Monday, October 27, 2008

Lifeboat

The other week my mother caught Alfred Hitchcock's Lifeboat playing on Boston's PBS channel, and when I went to my parents' house for my weekly visit the next day it was all she could talk about. Except, of course, she didn't want to say much about it until I saw it. So I moved it to the top of my Netflix queueueue so I could have it watched by the next time. I watched it maybe on Thursday and was pretty impressed, and then on Sunday I went to visit my parents again and my mother, not realizing that I'd seen it at this point, had rented it so we could watch it together. And the thing is, even though we'd both watched it within the last ten days, we both excitedly watched it again. And the second time it blew me away. It's an awesome movie.

Compositionally, it's brilliant, from its opening shot of the funnel* of the freight ship sinking into the water (the camera pans to be pointing straight down at the water after the rest of the boat has gone under, neatly avoiding revealing that they didn't build the rest of the ship), panning over (with one cleverly hidden cut that I noticed) a bunch of objects--Red Cross crates, tennis rackets, a New Yorker**, a deck of cards--and then a German soldier floating face down in the water. From there we pan up to reveal the, if you will, titular lifeboat floating at some distance. We can vaguely make out a figure in it. Finally we cut (there's been at least one cut already, probably more, but they've been unobtrusive; this one is definitive) and come inside the boat. We see that the figure is Tallulah Bankhead's Connie Porter, elaborately made up and swaddled in mink.

From that point on, we're almost entirely stuck on the lifeboat with the characters. Every once in a while a shot will originate slightly off of the boat, and there's one sequence where underwater shots are intercut with action above the surface, but that's it. Most directors would not be able to handle the visual limitations this imposes and would fail in one of two ways: either the look of the movie would get stale, repeating the same shots and camera angles and compositions over and over and over again, or there would be too much flashy variation, and by half an hour in we'd be sighing and saying, "Oh boy, where will he put the camera next." Hitchcock, of course, isn't most directors. His compositions (and Dorothy Spencer's editing) are consistently fresh and interesting, but never call unnecessary attention to themselves. Unless you're a big-time movie nerd like me who's always conscious of these things, you won't notice that there's even a problem to overcome.

I think my favorite of Hitchcock's techniques here is his tendency to include a whole bunch of people in one shot, but not necessarily the same people who are actively involved in a particular scene. So we might have a scene where Bankhead and John Hodiak are arguing, but on screen we see Bankhead facing the edge of the screen, Hume Cronyn at the tiller, Walter Slezak watching from the background, Canada Lee with his recorder, William Bendix lying half-conscious off to the side, and no Hodiak. The primary actors in a scene, even if they are on screen, aren't always in the foreground, and the people we're listening to are not necessarily the people we're looking at.

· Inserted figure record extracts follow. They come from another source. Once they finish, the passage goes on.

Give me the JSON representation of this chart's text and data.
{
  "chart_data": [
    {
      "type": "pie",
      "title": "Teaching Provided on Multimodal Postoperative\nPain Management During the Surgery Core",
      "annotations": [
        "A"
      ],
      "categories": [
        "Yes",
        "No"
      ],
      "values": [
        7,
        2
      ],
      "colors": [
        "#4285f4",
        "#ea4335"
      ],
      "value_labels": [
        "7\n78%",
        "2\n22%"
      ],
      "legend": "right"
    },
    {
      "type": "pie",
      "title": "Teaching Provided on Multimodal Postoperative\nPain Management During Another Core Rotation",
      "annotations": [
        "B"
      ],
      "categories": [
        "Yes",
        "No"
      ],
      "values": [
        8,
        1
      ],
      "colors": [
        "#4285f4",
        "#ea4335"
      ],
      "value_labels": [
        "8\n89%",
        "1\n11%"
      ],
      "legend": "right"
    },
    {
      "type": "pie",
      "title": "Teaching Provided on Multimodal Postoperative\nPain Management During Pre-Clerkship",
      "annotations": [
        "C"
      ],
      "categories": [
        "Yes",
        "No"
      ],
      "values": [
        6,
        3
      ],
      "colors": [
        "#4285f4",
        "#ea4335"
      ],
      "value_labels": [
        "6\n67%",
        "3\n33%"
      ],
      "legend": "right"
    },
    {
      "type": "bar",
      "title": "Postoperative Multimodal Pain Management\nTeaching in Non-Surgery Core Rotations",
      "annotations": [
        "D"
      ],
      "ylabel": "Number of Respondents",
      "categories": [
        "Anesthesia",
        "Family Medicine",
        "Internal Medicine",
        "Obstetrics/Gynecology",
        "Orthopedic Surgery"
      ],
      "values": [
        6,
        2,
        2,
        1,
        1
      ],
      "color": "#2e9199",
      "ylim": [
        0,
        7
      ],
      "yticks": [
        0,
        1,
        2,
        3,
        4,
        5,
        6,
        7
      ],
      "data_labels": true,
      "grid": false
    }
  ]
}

The impact this had on me reminded me of the first time I saw Kalatozov's The Cranes Are Flying (one of my favorite movies) and was blown away and inspired by the possibilities of having obstructions in the line of sight between the camera and the characters***. If I ever get around to making movies, I'll be studying this one intently for the lessons I can draw from it, and it's even got my brain percolating on ways I could use analogous techniques in written fiction and in music.

The limited special effects, too, are very good; we never remember that the actors are in a fake boat constructed on a soundstage and that the ocean around them is fake. The best part is towards the end, when another small boat is blown out of the water near them. The miniatures, while obviously miniatures, are completely emotionally convincing, and the moment when the boat explodes conveys how truly horrifying the experience must have been far better than a more "realistic" modern effect in less skillful hands could have.

I have a lot to say about the moral implications of the story, too, but I think I've written enough for one blog entry. I may return to the movie later today or tomorrow, or I may not. Anyway, Lifeboat: highly recommended.

*That's what mumsy says it's called, anyway. I have no fucking idea. The big smokestack thing in the middle of a boat. Ship? Boat? I don't care.
**With that one cover that I swear must have been the cover of every issue of that magazine in the first half of the 20th century, the one with the guy in profile with the monocle who's probably someone famous or important but I don't know who.
***It doesn't sound all that interesting, I know, but if you've seen the movie you'll probably know what I'm talking about. And, by the way, if you haven't seen the movie, you really, really should.